Seventh-generation Minnesotans aren't necessarily known for having a sarcastic bent, but sometimes it can come in handy.
Exhibit A: Pattie and Mark Björnson.
In 1984, as a pledge in the University of Minnesota's coed business fraternity Delta Sigma Pi, Pattie was required to interview active members. Her final question to Mark was about his long-term goals.
"He told me he wanted to live out in the country and have chickens and build his own home with a big stone fireplace — he had put himself through college building them — and he wanted to have a large family. This was in 1984, when everybody was very corporate.
"So I sarcastically responded, 'Wow, look me up when you want to get married.' "
Well he did, and they did, and now they live out in the country and have … well, not chickens but vines, thousands of them, plus four offspring and a big stone fireplace (in their tasting room). They sell most of the grapes but also make stellar wines at Björnson Vineyard in Oregon's Willamette Valley.
Still, it was quite the circuitous route. They dated for four years and got married in 1989, but couldn't take a honeymoon because Mark was buried in a training program for work.
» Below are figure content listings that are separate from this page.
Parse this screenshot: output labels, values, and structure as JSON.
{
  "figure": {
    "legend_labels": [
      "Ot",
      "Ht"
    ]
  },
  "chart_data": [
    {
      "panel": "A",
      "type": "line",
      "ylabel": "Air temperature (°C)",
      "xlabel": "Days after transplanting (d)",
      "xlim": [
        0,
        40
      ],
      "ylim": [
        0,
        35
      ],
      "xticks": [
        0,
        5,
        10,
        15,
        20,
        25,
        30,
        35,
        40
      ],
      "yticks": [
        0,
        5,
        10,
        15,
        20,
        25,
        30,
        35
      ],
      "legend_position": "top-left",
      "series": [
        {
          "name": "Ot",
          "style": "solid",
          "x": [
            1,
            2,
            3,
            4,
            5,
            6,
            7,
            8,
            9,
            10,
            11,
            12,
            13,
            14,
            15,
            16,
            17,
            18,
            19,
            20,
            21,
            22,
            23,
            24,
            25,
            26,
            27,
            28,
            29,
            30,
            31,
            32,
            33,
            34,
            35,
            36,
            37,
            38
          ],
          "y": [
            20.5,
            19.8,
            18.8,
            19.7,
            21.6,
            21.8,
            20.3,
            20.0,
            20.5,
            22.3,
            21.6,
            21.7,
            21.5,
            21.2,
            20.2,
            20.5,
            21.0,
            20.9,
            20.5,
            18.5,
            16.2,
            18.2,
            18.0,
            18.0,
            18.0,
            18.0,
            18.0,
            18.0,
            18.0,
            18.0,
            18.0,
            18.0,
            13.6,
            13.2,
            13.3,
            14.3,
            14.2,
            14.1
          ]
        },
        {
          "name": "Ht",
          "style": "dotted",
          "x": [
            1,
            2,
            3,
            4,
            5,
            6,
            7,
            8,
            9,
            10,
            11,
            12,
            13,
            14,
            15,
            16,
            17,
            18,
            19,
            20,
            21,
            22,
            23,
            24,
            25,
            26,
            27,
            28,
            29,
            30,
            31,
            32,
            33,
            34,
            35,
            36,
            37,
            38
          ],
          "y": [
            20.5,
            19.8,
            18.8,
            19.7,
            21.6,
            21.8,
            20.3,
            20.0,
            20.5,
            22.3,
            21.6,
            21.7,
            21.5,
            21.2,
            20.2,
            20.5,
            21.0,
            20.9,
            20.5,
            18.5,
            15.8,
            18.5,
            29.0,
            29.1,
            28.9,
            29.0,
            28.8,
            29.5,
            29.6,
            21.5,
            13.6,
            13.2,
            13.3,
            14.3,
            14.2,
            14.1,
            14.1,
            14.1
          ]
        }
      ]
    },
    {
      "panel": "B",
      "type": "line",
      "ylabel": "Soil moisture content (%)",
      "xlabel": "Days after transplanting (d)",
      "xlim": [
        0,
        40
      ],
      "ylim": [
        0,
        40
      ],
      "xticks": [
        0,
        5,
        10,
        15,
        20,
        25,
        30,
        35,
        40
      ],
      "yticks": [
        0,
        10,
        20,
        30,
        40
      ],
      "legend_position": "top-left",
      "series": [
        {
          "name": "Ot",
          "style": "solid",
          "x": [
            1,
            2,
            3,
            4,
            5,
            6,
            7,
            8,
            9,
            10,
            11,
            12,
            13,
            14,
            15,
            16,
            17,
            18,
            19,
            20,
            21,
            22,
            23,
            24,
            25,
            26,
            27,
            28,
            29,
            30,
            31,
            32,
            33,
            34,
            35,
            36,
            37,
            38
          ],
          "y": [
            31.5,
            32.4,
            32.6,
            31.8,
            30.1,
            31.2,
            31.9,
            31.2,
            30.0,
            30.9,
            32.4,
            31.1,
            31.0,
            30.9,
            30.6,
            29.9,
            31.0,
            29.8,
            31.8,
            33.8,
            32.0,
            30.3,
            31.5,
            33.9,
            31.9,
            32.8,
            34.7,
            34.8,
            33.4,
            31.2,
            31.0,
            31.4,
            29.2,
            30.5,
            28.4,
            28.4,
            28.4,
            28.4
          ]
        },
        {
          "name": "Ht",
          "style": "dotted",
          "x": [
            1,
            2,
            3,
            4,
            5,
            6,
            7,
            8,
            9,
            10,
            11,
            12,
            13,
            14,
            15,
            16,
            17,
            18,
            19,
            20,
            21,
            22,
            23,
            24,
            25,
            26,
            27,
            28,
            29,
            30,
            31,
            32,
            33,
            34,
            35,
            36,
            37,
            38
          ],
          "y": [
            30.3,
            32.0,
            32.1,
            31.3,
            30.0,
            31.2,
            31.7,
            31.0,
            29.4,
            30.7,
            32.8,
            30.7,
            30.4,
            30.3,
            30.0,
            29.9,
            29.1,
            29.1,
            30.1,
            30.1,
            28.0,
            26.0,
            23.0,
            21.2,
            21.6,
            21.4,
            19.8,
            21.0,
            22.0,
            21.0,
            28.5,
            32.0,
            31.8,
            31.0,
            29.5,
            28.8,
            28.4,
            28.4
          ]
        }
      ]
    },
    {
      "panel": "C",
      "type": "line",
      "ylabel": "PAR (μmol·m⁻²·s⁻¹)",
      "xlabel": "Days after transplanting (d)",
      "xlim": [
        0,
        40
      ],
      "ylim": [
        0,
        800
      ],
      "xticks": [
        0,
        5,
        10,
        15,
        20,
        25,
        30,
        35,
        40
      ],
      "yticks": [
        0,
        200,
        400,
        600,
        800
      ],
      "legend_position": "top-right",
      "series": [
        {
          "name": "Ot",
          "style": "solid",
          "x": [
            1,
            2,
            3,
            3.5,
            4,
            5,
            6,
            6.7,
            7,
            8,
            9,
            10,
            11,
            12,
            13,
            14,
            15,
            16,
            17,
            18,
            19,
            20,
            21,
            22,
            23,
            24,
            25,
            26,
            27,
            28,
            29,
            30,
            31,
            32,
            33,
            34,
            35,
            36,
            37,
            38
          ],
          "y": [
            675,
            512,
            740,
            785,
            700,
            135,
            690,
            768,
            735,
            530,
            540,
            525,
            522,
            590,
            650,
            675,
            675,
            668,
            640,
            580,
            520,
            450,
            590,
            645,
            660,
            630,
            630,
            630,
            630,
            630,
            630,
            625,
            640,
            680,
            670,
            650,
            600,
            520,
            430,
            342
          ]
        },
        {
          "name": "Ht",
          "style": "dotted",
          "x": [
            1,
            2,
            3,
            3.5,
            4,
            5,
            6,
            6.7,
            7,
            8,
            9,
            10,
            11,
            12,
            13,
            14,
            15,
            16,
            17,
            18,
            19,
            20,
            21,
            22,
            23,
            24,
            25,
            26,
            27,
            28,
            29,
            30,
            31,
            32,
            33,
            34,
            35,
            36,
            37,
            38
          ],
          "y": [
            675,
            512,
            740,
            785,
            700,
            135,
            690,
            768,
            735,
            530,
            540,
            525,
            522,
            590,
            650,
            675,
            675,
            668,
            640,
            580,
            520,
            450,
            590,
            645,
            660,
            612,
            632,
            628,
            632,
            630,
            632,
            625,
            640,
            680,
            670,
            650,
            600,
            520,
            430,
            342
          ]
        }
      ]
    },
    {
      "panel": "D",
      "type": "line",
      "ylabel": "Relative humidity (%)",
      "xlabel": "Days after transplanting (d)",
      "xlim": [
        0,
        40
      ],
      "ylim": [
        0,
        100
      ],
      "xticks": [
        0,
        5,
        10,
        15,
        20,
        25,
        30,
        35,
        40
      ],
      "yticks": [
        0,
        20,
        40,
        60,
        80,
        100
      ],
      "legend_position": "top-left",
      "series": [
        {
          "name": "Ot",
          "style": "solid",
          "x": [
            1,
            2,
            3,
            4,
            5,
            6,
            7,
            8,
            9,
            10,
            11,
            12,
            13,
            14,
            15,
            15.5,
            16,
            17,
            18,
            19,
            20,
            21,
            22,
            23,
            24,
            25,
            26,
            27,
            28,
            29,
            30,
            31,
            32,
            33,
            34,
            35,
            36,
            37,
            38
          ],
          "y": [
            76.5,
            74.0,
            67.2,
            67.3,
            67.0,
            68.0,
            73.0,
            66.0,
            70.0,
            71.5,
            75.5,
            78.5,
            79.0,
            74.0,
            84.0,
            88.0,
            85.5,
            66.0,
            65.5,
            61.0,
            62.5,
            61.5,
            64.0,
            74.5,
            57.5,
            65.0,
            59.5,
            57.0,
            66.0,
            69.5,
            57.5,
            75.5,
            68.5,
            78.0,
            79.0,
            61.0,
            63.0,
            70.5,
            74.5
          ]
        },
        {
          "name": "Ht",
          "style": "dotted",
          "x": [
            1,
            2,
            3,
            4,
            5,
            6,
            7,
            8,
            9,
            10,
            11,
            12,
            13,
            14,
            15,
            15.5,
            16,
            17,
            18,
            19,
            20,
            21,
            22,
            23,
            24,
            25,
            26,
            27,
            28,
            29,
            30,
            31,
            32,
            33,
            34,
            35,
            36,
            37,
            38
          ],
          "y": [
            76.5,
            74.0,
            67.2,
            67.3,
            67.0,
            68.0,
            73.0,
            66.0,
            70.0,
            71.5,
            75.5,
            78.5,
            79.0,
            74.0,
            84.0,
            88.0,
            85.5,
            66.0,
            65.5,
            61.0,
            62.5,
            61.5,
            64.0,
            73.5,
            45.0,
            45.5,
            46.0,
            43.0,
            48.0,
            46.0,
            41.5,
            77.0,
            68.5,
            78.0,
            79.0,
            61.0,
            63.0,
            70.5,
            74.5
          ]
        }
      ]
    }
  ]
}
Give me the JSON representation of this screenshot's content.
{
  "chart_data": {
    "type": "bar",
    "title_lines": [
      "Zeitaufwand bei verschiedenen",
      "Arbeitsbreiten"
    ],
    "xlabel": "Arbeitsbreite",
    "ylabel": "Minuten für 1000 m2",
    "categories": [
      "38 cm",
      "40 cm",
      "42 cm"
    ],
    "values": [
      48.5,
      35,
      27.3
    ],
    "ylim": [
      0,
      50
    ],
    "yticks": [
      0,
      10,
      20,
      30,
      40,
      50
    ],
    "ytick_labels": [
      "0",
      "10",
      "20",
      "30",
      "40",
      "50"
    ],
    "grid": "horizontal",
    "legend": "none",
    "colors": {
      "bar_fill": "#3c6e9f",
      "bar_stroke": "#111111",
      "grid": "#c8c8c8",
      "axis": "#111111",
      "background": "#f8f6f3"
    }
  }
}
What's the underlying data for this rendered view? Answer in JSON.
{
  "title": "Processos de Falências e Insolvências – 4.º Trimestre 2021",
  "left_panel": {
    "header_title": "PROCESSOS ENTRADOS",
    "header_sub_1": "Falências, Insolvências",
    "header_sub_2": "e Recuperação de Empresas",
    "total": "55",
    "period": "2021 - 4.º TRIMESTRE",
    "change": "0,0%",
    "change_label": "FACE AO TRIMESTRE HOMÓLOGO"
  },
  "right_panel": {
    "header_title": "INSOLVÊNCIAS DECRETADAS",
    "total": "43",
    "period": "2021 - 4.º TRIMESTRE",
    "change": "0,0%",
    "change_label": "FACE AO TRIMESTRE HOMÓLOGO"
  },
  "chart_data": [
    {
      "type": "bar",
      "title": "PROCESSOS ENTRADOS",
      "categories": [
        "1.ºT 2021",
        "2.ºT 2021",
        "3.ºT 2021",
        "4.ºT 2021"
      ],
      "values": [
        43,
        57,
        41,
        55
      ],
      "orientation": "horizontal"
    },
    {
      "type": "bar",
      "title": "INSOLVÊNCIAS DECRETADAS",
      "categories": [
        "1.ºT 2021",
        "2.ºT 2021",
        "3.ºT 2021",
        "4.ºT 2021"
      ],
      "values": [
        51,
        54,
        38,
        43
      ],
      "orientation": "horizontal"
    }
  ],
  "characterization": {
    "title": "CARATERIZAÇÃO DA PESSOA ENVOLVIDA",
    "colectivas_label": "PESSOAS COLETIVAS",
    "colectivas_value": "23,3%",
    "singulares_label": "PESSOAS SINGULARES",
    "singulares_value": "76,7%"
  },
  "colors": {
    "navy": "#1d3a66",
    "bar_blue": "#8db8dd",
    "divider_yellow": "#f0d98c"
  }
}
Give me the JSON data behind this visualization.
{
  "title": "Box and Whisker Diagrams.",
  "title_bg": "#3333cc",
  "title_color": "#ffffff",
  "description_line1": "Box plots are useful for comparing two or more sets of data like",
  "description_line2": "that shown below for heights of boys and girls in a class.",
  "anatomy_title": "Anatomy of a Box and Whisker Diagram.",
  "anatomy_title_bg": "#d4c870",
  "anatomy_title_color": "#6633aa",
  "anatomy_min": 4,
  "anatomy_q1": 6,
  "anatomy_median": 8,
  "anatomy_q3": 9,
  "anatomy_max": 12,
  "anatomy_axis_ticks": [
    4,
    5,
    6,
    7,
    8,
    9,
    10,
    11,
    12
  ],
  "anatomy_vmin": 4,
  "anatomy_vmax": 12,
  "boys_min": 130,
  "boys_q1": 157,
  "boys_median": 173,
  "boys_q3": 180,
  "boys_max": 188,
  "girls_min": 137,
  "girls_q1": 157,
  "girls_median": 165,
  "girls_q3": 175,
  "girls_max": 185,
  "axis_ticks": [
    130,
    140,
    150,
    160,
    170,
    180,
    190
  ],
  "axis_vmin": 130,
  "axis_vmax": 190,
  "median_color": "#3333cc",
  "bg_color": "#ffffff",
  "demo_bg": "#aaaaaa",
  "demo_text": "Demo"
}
Four years later, they bought a tandem bicycle and plane tickets to Europe and pedaled through Germany with a 2-year-old daughter in tow. The countryside wowed, dazzled and beckoned them.
"It was glorious," Mark recounted, "and I said if we don't do it [go the rural route] now, we'll never do it. We stayed in a couple of little wineries on the Mosel River, and we decided then we wanted to have a vineyard and winery. The whole thing was a thick measure of raw foolishness."